Felix blinked as though her eyes were deceiving her. She didn’t hiss. Instead, after only a second or two, she turned round and went outside again, as though she had mistakenly stumbled into a parallel universe and needed to go back and reconfigure where she came from.

Not five minutes later, she returned, the call of her grumbling belly perhaps bringing her back. She walked very slowly and very calmly down the corridor, as though returning to the scene of a nightmare that she knew full well, in the light of day, should hold no more fear. But, to Felix’s dismay, the unsettling parallel universe into which she had stumbled seemed destined to stay.

The black kitten was still there. He was in the team leaders’ room by then, wandering about and sniffing eagerly at all the new and (to him) unfamiliar scents. He was a gangly little thing with an athletic torso, extremely long legs and a tail in the shape of a tick. His ears were absolutely huge on him. As Angie Hunte sympathetically called, ‘Felix …’ they quivered atop his short-haired head to hear her lovely Yorkshire accent.

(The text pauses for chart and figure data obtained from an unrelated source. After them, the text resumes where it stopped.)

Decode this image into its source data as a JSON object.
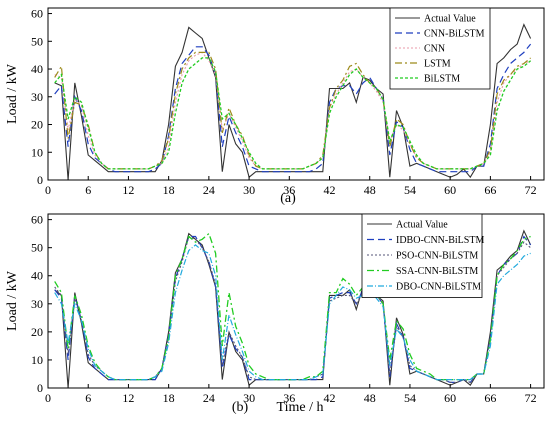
{
  "chart_data": [
    {
      "type": "line",
      "panel_label": "(a)",
      "xlabel": "",
      "ylabel": "Load / kW",
      "xlim": [
        0,
        74
      ],
      "ylim": [
        0,
        62
      ],
      "xticks": [
        0,
        6,
        12,
        18,
        24,
        30,
        36,
        42,
        48,
        54,
        60,
        66,
        72
      ],
      "yticks": [
        0,
        10,
        20,
        30,
        40,
        50,
        60
      ],
      "legend_position": "top-right",
      "grid": false,
      "x": [
        1,
        2,
        3,
        4,
        5,
        6,
        7,
        8,
        9,
        10,
        11,
        12,
        13,
        14,
        15,
        16,
        17,
        18,
        19,
        20,
        21,
        22,
        23,
        24,
        25,
        26,
        27,
        28,
        29,
        30,
        31,
        32,
        33,
        34,
        35,
        36,
        37,
        38,
        39,
        40,
        41,
        42,
        43,
        44,
        45,
        46,
        47,
        48,
        49,
        50,
        51,
        52,
        53,
        54,
        55,
        56,
        57,
        58,
        59,
        60,
        61,
        62,
        63,
        64,
        65,
        66,
        67,
        68,
        69,
        70,
        71,
        72
      ],
      "series": [
        {
          "name": "Actual Value",
          "color": "#333333",
          "dash": "",
          "width": 1.1,
          "values": [
            35,
            34,
            0,
            35,
            23,
            9,
            7,
            5,
            3,
            3,
            3,
            3,
            3,
            3,
            3,
            3,
            7,
            20,
            41,
            46,
            55,
            53,
            51,
            44,
            37,
            3,
            20,
            13,
            10,
            1,
            3,
            3,
            3,
            3,
            3,
            3,
            3,
            3,
            3,
            3,
            3,
            33,
            33,
            33,
            35,
            28,
            37,
            36,
            33,
            31,
            1,
            25,
            19,
            5,
            6,
            5,
            4,
            3,
            2,
            1,
            2,
            4,
            1,
            5,
            5,
            20,
            42,
            44,
            47,
            49,
            56,
            51
          ]
        },
        {
          "name": "CNN-BiLSTM",
          "color": "#1f3fbf",
          "dash": "7,4",
          "width": 1.2,
          "values": [
            31,
            34,
            12,
            30,
            25,
            13,
            8,
            6,
            4,
            3,
            3,
            3,
            3,
            3,
            3,
            4,
            6,
            16,
            33,
            42,
            45,
            48,
            48,
            45,
            38,
            12,
            23,
            17,
            12,
            5,
            4,
            3,
            3,
            3,
            3,
            3,
            3,
            3,
            3,
            4,
            6,
            28,
            33,
            34,
            34,
            31,
            35,
            37,
            33,
            29,
            9,
            21,
            19,
            11,
            6,
            5,
            4,
            3,
            3,
            3,
            3,
            3,
            3,
            5,
            5,
            13,
            33,
            38,
            42,
            44,
            46,
            49
          ]
        },
        {
          "name": "CNN",
          "color": "#e89aaa",
          "dash": "2,2",
          "width": 1.1,
          "values": [
            38,
            37,
            18,
            29,
            27,
            16,
            9,
            6,
            4,
            4,
            4,
            4,
            4,
            4,
            4,
            5,
            6,
            12,
            28,
            38,
            43,
            45,
            46,
            43,
            38,
            18,
            24,
            19,
            14,
            8,
            5,
            4,
            4,
            4,
            4,
            4,
            4,
            4,
            5,
            6,
            8,
            26,
            31,
            35,
            39,
            40,
            37,
            35,
            32,
            28,
            14,
            20,
            18,
            13,
            8,
            6,
            5,
            4,
            4,
            4,
            4,
            4,
            4,
            5,
            6,
            10,
            28,
            35,
            38,
            40,
            42,
            43
          ]
        },
        {
          "name": "LSTM",
          "color": "#9c8a1a",
          "dash": "7,3,2,3",
          "width": 1.2,
          "values": [
            37,
            41,
            15,
            28,
            27,
            20,
            10,
            6,
            4,
            4,
            4,
            4,
            4,
            4,
            4,
            5,
            7,
            15,
            31,
            40,
            44,
            46,
            46,
            46,
            40,
            17,
            26,
            20,
            16,
            9,
            5,
            4,
            4,
            4,
            4,
            4,
            4,
            4,
            5,
            6,
            9,
            26,
            33,
            36,
            41,
            42,
            38,
            35,
            33,
            29,
            12,
            22,
            20,
            13,
            8,
            6,
            5,
            4,
            4,
            4,
            4,
            4,
            4,
            5,
            6,
            11,
            31,
            36,
            38,
            41,
            42,
            44
          ]
        },
        {
          "name": "BiLSTM",
          "color": "#22cc22",
          "dash": "3,2",
          "width": 1.3,
          "values": [
            35,
            38,
            22,
            30,
            28,
            19,
            10,
            6,
            4,
            4,
            4,
            4,
            4,
            4,
            4,
            5,
            6,
            10,
            24,
            35,
            40,
            42,
            44,
            44,
            39,
            22,
            24,
            20,
            15,
            10,
            6,
            4,
            4,
            4,
            4,
            4,
            4,
            4,
            5,
            6,
            8,
            24,
            30,
            34,
            38,
            40,
            37,
            35,
            33,
            29,
            14,
            20,
            19,
            14,
            9,
            6,
            5,
            4,
            4,
            4,
            4,
            4,
            4,
            5,
            6,
            9,
            25,
            32,
            36,
            40,
            41,
            43
          ]
        }
      ]
    },
    {
      "type": "line",
      "panel_label": "(b)",
      "xlabel": "Time / h",
      "ylabel": "Load / kW",
      "xlim": [
        0,
        74
      ],
      "ylim": [
        0,
        62
      ],
      "xticks": [
        0,
        6,
        12,
        18,
        24,
        30,
        36,
        42,
        48,
        54,
        60,
        66,
        72
      ],
      "yticks": [
        0,
        10,
        20,
        30,
        40,
        50,
        60
      ],
      "legend_position": "top-right",
      "grid": false,
      "x": [
        1,
        2,
        3,
        4,
        5,
        6,
        7,
        8,
        9,
        10,
        11,
        12,
        13,
        14,
        15,
        16,
        17,
        18,
        19,
        20,
        21,
        22,
        23,
        24,
        25,
        26,
        27,
        28,
        29,
        30,
        31,
        32,
        33,
        34,
        35,
        36,
        37,
        38,
        39,
        40,
        41,
        42,
        43,
        44,
        45,
        46,
        47,
        48,
        49,
        50,
        51,
        52,
        53,
        54,
        55,
        56,
        57,
        58,
        59,
        60,
        61,
        62,
        63,
        64,
        65,
        66,
        67,
        68,
        69,
        70,
        71,
        72
      ],
      "series": [
        {
          "name": "Actual Value",
          "color": "#333333",
          "dash": "",
          "width": 1.1,
          "values": [
            35,
            33,
            0,
            34,
            23,
            9,
            7,
            5,
            3,
            3,
            3,
            3,
            3,
            3,
            3,
            3,
            7,
            20,
            41,
            46,
            55,
            53,
            51,
            44,
            36,
            3,
            20,
            13,
            10,
            1,
            3,
            3,
            3,
            3,
            3,
            3,
            3,
            3,
            3,
            3,
            3,
            33,
            33,
            33,
            35,
            28,
            36,
            36,
            33,
            31,
            1,
            25,
            19,
            5,
            6,
            5,
            4,
            3,
            2,
            1,
            2,
            3,
            1,
            5,
            5,
            20,
            42,
            44,
            47,
            49,
            56,
            51
          ]
        },
        {
          "name": "IDBO-CNN-BiLSTM",
          "color": "#1f3fbf",
          "dash": "7,4",
          "width": 1.2,
          "values": [
            35,
            32,
            10,
            33,
            24,
            11,
            7,
            5,
            3,
            3,
            3,
            3,
            3,
            3,
            3,
            3,
            7,
            19,
            39,
            46,
            54,
            54,
            50,
            45,
            36,
            7,
            19,
            14,
            11,
            3,
            3,
            3,
            3,
            3,
            3,
            3,
            3,
            3,
            3,
            3,
            4,
            32,
            33,
            34,
            34,
            30,
            35,
            36,
            33,
            30,
            4,
            23,
            18,
            7,
            6,
            5,
            4,
            3,
            3,
            2,
            2,
            3,
            2,
            5,
            5,
            18,
            40,
            44,
            46,
            48,
            54,
            51
          ]
        },
        {
          "name": "PSO-CNN-BiLSTM",
          "color": "#555577",
          "dash": "2,2",
          "width": 1.1,
          "values": [
            36,
            33,
            12,
            32,
            24,
            12,
            8,
            6,
            4,
            3,
            3,
            3,
            3,
            3,
            3,
            4,
            7,
            18,
            38,
            45,
            54,
            53,
            50,
            45,
            37,
            8,
            20,
            15,
            11,
            4,
            3,
            3,
            3,
            3,
            3,
            3,
            3,
            3,
            3,
            4,
            5,
            31,
            32,
            33,
            33,
            30,
            34,
            35,
            33,
            30,
            5,
            22,
            18,
            8,
            6,
            5,
            4,
            3,
            3,
            2,
            2,
            3,
            2,
            5,
            5,
            18,
            40,
            43,
            46,
            48,
            52,
            50
          ]
        },
        {
          "name": "SSA-CNN-BiLSTM",
          "color": "#22cc22",
          "dash": "7,3,2,3",
          "width": 1.3,
          "values": [
            38,
            34,
            14,
            33,
            26,
            15,
            9,
            6,
            4,
            3,
            3,
            3,
            3,
            3,
            3,
            4,
            7,
            18,
            40,
            46,
            54,
            52,
            53,
            55,
            48,
            15,
            34,
            22,
            16,
            8,
            5,
            4,
            3,
            3,
            3,
            3,
            3,
            3,
            4,
            4,
            6,
            34,
            34,
            39,
            37,
            33,
            36,
            35,
            34,
            30,
            10,
            24,
            21,
            12,
            7,
            6,
            5,
            3,
            3,
            3,
            3,
            3,
            3,
            5,
            5,
            17,
            40,
            44,
            46,
            49,
            53,
            54
          ]
        },
        {
          "name": "DBO-CNN-BiLSTM",
          "color": "#22aadd",
          "dash": "6,2,1,2",
          "width": 1.2,
          "values": [
            34,
            30,
            16,
            30,
            24,
            14,
            8,
            6,
            4,
            3,
            3,
            3,
            3,
            3,
            3,
            4,
            6,
            16,
            34,
            42,
            49,
            51,
            49,
            48,
            40,
            10,
            26,
            19,
            13,
            6,
            4,
            3,
            3,
            3,
            3,
            3,
            3,
            3,
            3,
            4,
            5,
            30,
            33,
            36,
            35,
            32,
            33,
            34,
            32,
            29,
            8,
            21,
            18,
            10,
            6,
            5,
            4,
            3,
            3,
            3,
            3,
            3,
            3,
            5,
            5,
            15,
            37,
            40,
            42,
            44,
            47,
            48
          ]
        }
      ]
    }
  ]
}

Felix glanced at her mum for only a moment before her shocked green eyes returned to focus on the little kitten tottering about in her team leaders’ room. Yet in that short glance, Angie read the unmistakeable question: ‘What have you done?!

‘Felix …’ Angie called again.

But once more her cat gave her only a passing glance, far more focused on the new arrival.

Felix refused to come into the room at Angie’s call. Her back began to rise again as she watched the interloper walk about, as she processed the peculiar shock of another cat on her home turf. And – unusually for Felix – she let out one short hiss, a sound more of disgust than of warning, rather like a sigh. It wasn’t nasty, but it was very guarded. Felix didn’t know what was going on.

Angie went over to her. ‘Felix,’ she said, as the cat glared at the kitten. ‘Please don’t be like that. He’s only little.’

Felix flashed her eyes only briefly upwards to connect with Angie’s. She didn’t want to listen. She didn’t want to know. She had to keep her eyes on this imposter who had invaded the station …

But, as Angie now explained, he wasn’t an imposter at all.

‘This is your new apprentice,’ Angie told her gently. ‘You’ve got to teach him now, Felix. You’ve got to look after him. You’ve got to pass all your knowledge on.’

Seven years after joining the station, Felix had won another career advancement. The senior pest controller was now a line manager too.